Sacré défi. Une histoire narrative, d’une part, une histoire en images d’autre part. Le dernier film de Christian Petzold ose ce décalage surprenant. D’une part l’adaptation à l’écran du roman Transit d’Anna Seghers qui situe ses personnages à Marseille en 1940 lorsque de nombreux Allemands, principalement des opposants politiques des milieux culturels, se retrouvent acculer à la mer par l’avancée des troupes nazies et cherchent désespérément un visa pour le Mexique, une place sur un bateau pour les États-Unis. Parmi eux, Walter Benjamin, Alma Mahler ou Anna Seghers elle-même.

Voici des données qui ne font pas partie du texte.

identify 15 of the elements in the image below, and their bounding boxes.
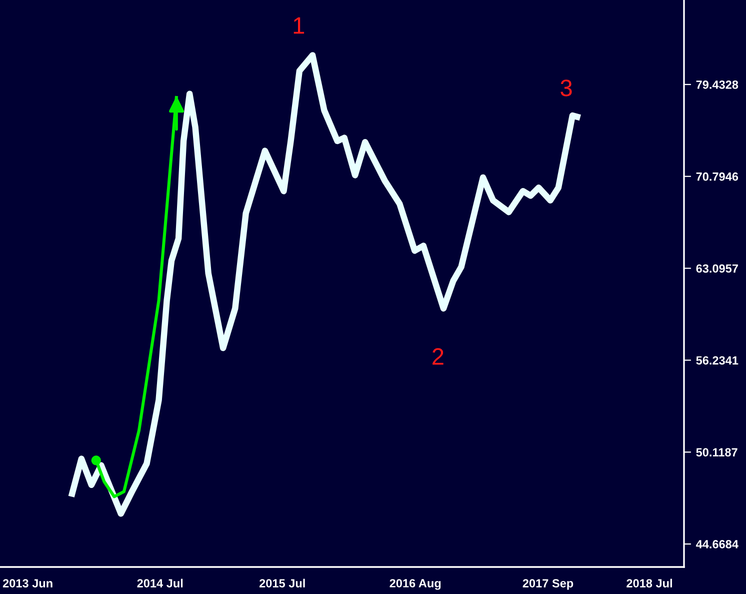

Exilée au Mexique, l’écrivaine, juive et communiste, publie dès 1944 ce roman qui conte une histoire d’amour impossible dans une situation extrême, où l’on ne sait parfois plus qui est qui. Les dialogues, les mots mêmes du roman dit par une voix off, constituent le récit narratif dans lequel entre d’autant plus le spectateur qu’il connaît quelque peu ce moment tragique de l’histoire. D’autre part, le décor. Car Christian Petzold a choisi une distanciation extrême en superposant deux époques, 1940 et 2017. Mais non pas en mêlant les dates selon un procédé déjà largement utilisé et très lisible par le spectateur, mais en situant l’histoire de 1940 dans un décor de 2017, sans qu’aucune allusion à aujourd’hui ne transparaisse dans le scénario.

 

Une distanciation déroutante. Dès lors, les émigrés allemands passent d’hôtels en cafés dans la ville de Marseille d’aujourd’hui. Les forces d’occupation sont les forces de police actuelle, avec brassard du RAID, voitures et armements conséquents. Marseille est contemporaine avec ses passants vêtus comme aujourd’hui, les voitures que l’on voit tous les jours dans nos rues et tous les éléments de notre modernité. Le bateau qui part du port est un superbe paquebot de croisière de six étages, les familles qui vivent dans les quartiers populaires sont maghrébines et les posters de l’OM ornent la chambre d’un jeune homme.

En refusant toute reconstitution historique, Christian Petzold fait de Transit un film à part même si l’on y retrouve quelques thèmes des précédents longs métrages de  (son chef d’œuvre Barbara en 2012, Phœnix en 2014), et notamment la question de l’usurpation d’identité ou l’angoisse que crée la répression. L’intention est évidente : un parallèle entre ces réfugiés traqués par les nazis et les réfugiés qui errent aujourd’hui à la recherche d’un point d’accueil en Europe. Cela crée une atmosphère singulière qui paraît d’abord déroutante, mais peut séduire si l’on se laisse entrainer dans cet été où la cité phocéenne se charge d’une tension accentuée par les sirènes de police et les arrestations musclées de sans-papiers. L'interprétation de Franz Rogowski y aide grandement.

 

Transit, film de Christian Petzold (Allemagne) d’après le roman de Anna Seghers (1944). Avec Franz Rogowski, Paula Beer, Godehard Giese, Barbara Auer. Sortie le 25 avril 2018.